Like all viruses, SARS-CoV-2 acquires mutations as it replicates and spreads. Most of these random variations in the genome sequence have no effect on the behavior of the virus, but researchers can still use them to identify different variants or strains of the virus, see how they are related, and determine if two samples are part of the same transmission chain.
Variants of concern
Scientists have identified several important mutations that appear to make the virus more infectious. Variants of SARS-CoV-2 with these mutations are spreading more rapidly than other variants. Coauthor Angie Hinrichs, a UCSC Genome Browser engineer, used UShER to determine that one of these variants, known as B.1.1.7, entered the United States through several independent introductions. It is now the dominant strain in the United States.
Turakhia said he has begun using UShER to study a new variant that has emerged in India and appears to be spreading rapidly there. Known as B.1.617, this lineage of the virus has two mutations of potential concern to scientists. “We don’t know yet how concerning it is, but it is important to track it,” he said.
Viral genomics can reveal transmission chains not found through conventional contact tracing, Corbett-Detig said. This approach can help identify superspreader events, where one person transmitted the virus to many others, and it can also show that two cases from the same location are actually unrelated infections, not part of the same transmission chain, because the viral sequences differ too much.
“It’s an approach that is likely to be valuable moving forward, so we’re building the tools to enable people to do this in real time,” he said. “If you want to know who transmitted the virus to whom, or where in the world a new sample may have come from, you need to take the samples from your community and project them onto the known phylogenetic tree of all the other SARS-CoV-2 genome sequences, and conventional phylogenetic methods just can’t do this in a reasonable amount of time.”
That’s because conventional methods have to recalculate the entire tree every time new sequences are added, which is much too time-consuming when there are hundreds of thousands of sequences.
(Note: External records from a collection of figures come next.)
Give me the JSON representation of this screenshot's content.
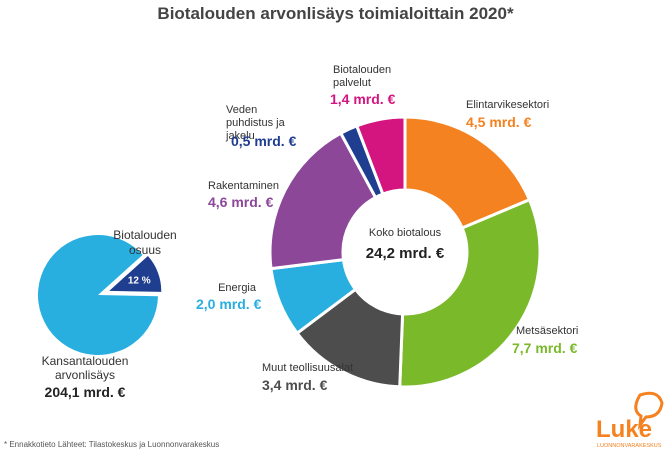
{
  "chart_data": [
    {
      "type": "donut",
      "title": "Biotalouden arvonlisäys toimialoittain 2020*",
      "categories": [
        "Elintarvikesektori",
        "Metsäsektori",
        "Muut teollisuusalat",
        "Energia",
        "Rakentaminen",
        "Veden puhdistus ja jakelu",
        "Biotalouden palvelut"
      ],
      "values": [
        4.5,
        7.7,
        3.4,
        2.0,
        4.6,
        0.5,
        1.4
      ],
      "value_labels": [
        "4,5 mrd. €",
        "7,7 mrd. €",
        "3,4 mrd. €",
        "2,0 mrd. €",
        "4,6 mrd. €",
        "0,5 mrd. €",
        "1,4 mrd. €"
      ],
      "colors": [
        "#f58220",
        "#7ab929",
        "#4d4d4d",
        "#29aee0",
        "#8c4799",
        "#1f3e8f",
        "#d5157f"
      ],
      "center_title": "Koko biotalous",
      "center_label": "24,2 mrd. €"
    },
    {
      "type": "pie",
      "categories": [
        "Biotalouden osuus",
        null
      ],
      "values": [
        12,
        88
      ],
      "value_labels": [
        "12 %",
        null
      ],
      "colors": [
        "#1f3e8f",
        "#29aee0"
      ],
      "total_title": "Kansantalouden arvonlisäys",
      "total_label": "204,1 mrd. €"
    }
  ],
  "footnote": "* Ennakkotieto  Lähteet: Tilastokeskus ja Luonnonvarakeskus",
  "logo": {
    "name": "Luke",
    "subtitle": "LUONNONVARAKESKUS"
  }
}
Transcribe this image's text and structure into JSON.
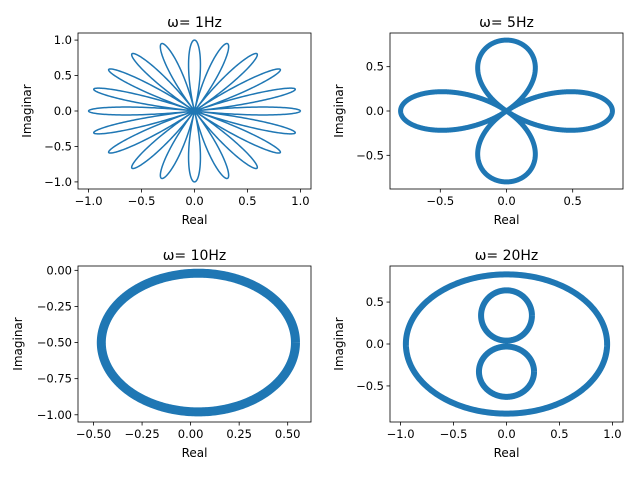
{
  "chart_data": [
    {
      "type": "line",
      "title": "ω= 1Hz",
      "xlabel": "Real",
      "ylabel": "Imaginar",
      "xlim": [
        -1.1,
        1.1
      ],
      "ylim": [
        -1.1,
        1.1
      ],
      "xticks": [
        -1.0,
        -0.5,
        0.0,
        0.5,
        1.0
      ],
      "yticks": [
        -1.0,
        -0.5,
        0.0,
        0.5,
        1.0
      ],
      "xtick_labels": [
        "−1.0",
        "−0.5",
        "0.0",
        "0.5",
        "1.0"
      ],
      "ytick_labels": [
        "−1.0",
        "−0.5",
        "0.0",
        "0.5",
        "1.0"
      ],
      "curve": {
        "kind": "rose",
        "petals": 20,
        "amplitude": 1.0
      },
      "color": "#1f77b4"
    },
    {
      "type": "line",
      "title": "ω= 5Hz",
      "xlabel": "Real",
      "ylabel": "Imaginar",
      "xlim": [
        -0.88,
        0.88
      ],
      "ylim": [
        -0.88,
        0.88
      ],
      "xticks": [
        -0.5,
        0.0,
        0.5
      ],
      "yticks": [
        -0.5,
        0.0,
        0.5
      ],
      "xtick_labels": [
        "−0.5",
        "0.0",
        "0.5"
      ],
      "ytick_labels": [
        "−0.5",
        "0.0",
        "0.5"
      ],
      "curve": {
        "kind": "rose",
        "petals": 4,
        "amplitude": 0.8
      },
      "color": "#1f77b4"
    },
    {
      "type": "line",
      "title": "ω= 10Hz",
      "xlabel": "Real",
      "ylabel": "Imaginar",
      "xlim": [
        -0.58,
        0.62
      ],
      "ylim": [
        -1.05,
        0.03
      ],
      "xticks": [
        -0.5,
        -0.25,
        0.0,
        0.25,
        0.5
      ],
      "yticks": [
        0.0,
        -0.25,
        -0.5,
        -0.75,
        -1.0
      ],
      "xtick_labels": [
        "−0.50",
        "−0.25",
        "0.00",
        "0.25",
        "0.50"
      ],
      "ytick_labels": [
        "0.00",
        "−0.25",
        "−0.50",
        "−0.75",
        "−1.00"
      ],
      "curve": {
        "kind": "ellipse",
        "center": [
          0.04,
          -0.5
        ],
        "rx": 0.5,
        "ry": 0.48
      },
      "color": "#1f77b4"
    },
    {
      "type": "line",
      "title": "ω= 20Hz",
      "xlabel": "Real",
      "ylabel": "Imaginar",
      "xlim": [
        -1.1,
        1.1
      ],
      "ylim": [
        -0.93,
        0.93
      ],
      "xticks": [
        -1.0,
        -0.5,
        0.0,
        0.5,
        1.0
      ],
      "yticks": [
        -0.5,
        0.0,
        0.5
      ],
      "xtick_labels": [
        "−1.0",
        "−0.5",
        "0.0",
        "0.5",
        "1.0"
      ],
      "ytick_labels": [
        "−0.5",
        "0.0",
        "0.5"
      ],
      "curve": {
        "kind": "circle_with_figure_eight",
        "radius": 0.95
      },
      "color": "#1f77b4"
    }
  ]
}
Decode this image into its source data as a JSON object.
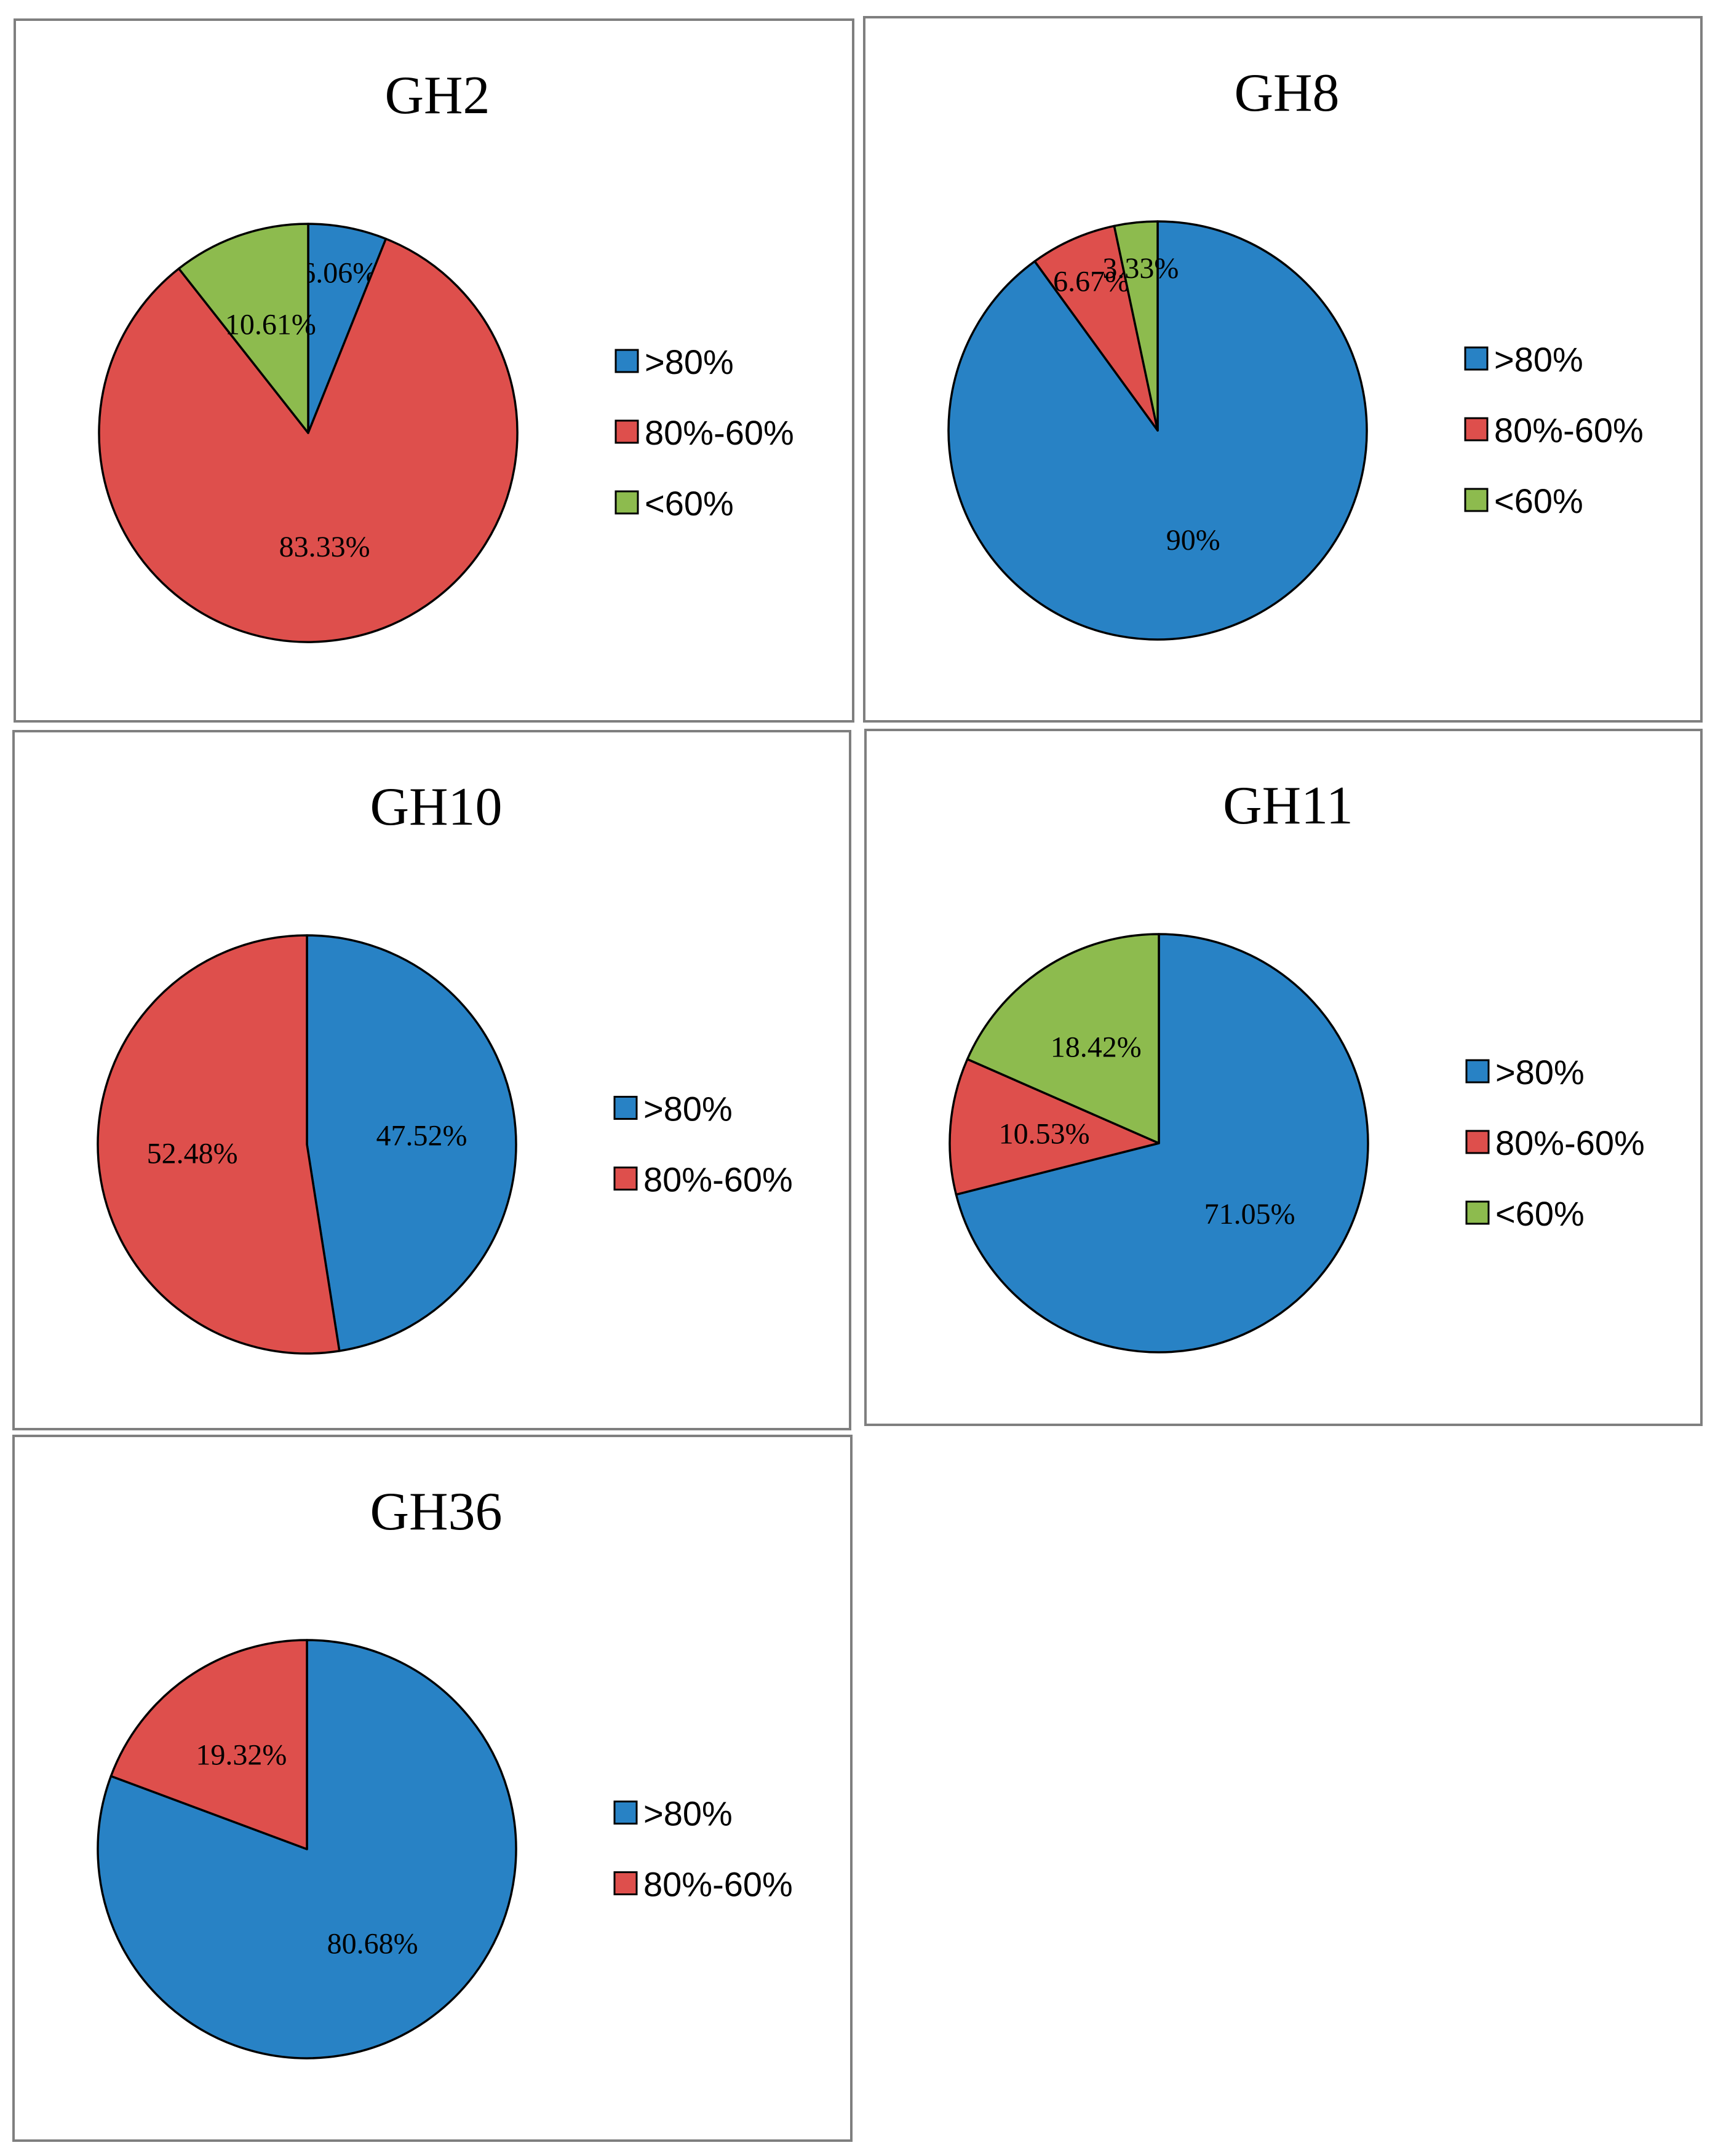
{
  "colors": {
    ">80%": "#2882C5",
    "80%-60%": "#DE4F4C",
    "<60%": "#8DBB4E"
  },
  "chart_data": [
    {
      "type": "pie",
      "title": "GH2",
      "categories": [
        ">80%",
        "80%-60%",
        "<60%"
      ],
      "values": [
        6.06,
        83.33,
        10.61
      ],
      "labels": [
        "6.06%",
        "83.33%",
        "10.61%"
      ],
      "legend": "right"
    },
    {
      "type": "pie",
      "title": "GH8",
      "categories": [
        ">80%",
        "80%-60%",
        "<60%"
      ],
      "values": [
        90,
        6.67,
        3.33
      ],
      "labels": [
        "90%",
        "6.67%",
        "3.33%"
      ],
      "legend": "right"
    },
    {
      "type": "pie",
      "title": "GH10",
      "categories": [
        ">80%",
        "80%-60%"
      ],
      "values": [
        47.52,
        52.48
      ],
      "labels": [
        "47.52%",
        "52.48%"
      ],
      "legend": "right"
    },
    {
      "type": "pie",
      "title": "GH11",
      "categories": [
        ">80%",
        "80%-60%",
        "<60%"
      ],
      "values": [
        71.05,
        10.53,
        18.42
      ],
      "labels": [
        "71.05%",
        "10.53%",
        "18.42%"
      ],
      "legend": "right"
    },
    {
      "type": "pie",
      "title": "GH36",
      "categories": [
        ">80%",
        "80%-60%"
      ],
      "values": [
        80.68,
        19.32
      ],
      "labels": [
        "80.68%",
        "19.32%"
      ],
      "legend": "right"
    }
  ]
}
UShER places samples onto an existing global phylogeny almost instantly, and it provides a local subtree of the added samples and their nearest neighbors so that their relationships can be visualized and examined in detail.
The researchers showed that UShER finds the right placement in 97% of cases. In the other 3%, incorrect placements are very close to the true site and still useful for contact tracing. UShER can also be used for quality control to quickly identify and remove low-quality sequences that may contain sequencing errors. The UShER results can be visualized and explored on the Nextstrain platform for interactive visualization of phylogenetic trees and maps of how the virus is spreading.
A training module for UShER is included in the CDC COVID-19 Genomic Epidemiology Toolkit (Module 3.3, including a video, slides, and links to more resources).
In addition to Turakhia, Corbett-Detig, Hinrichs, and Haussler, the coauthors of the paper include Bryan Thornlow and Landen Gozashti at UC Santa Cruz, Nicola De Maio at the European Bioinformatics Institute, and Robert Lanfear at Australian National University, Canberra. This work was funded by the Alfred P. Sloan Foundation and the National Institutes of Health.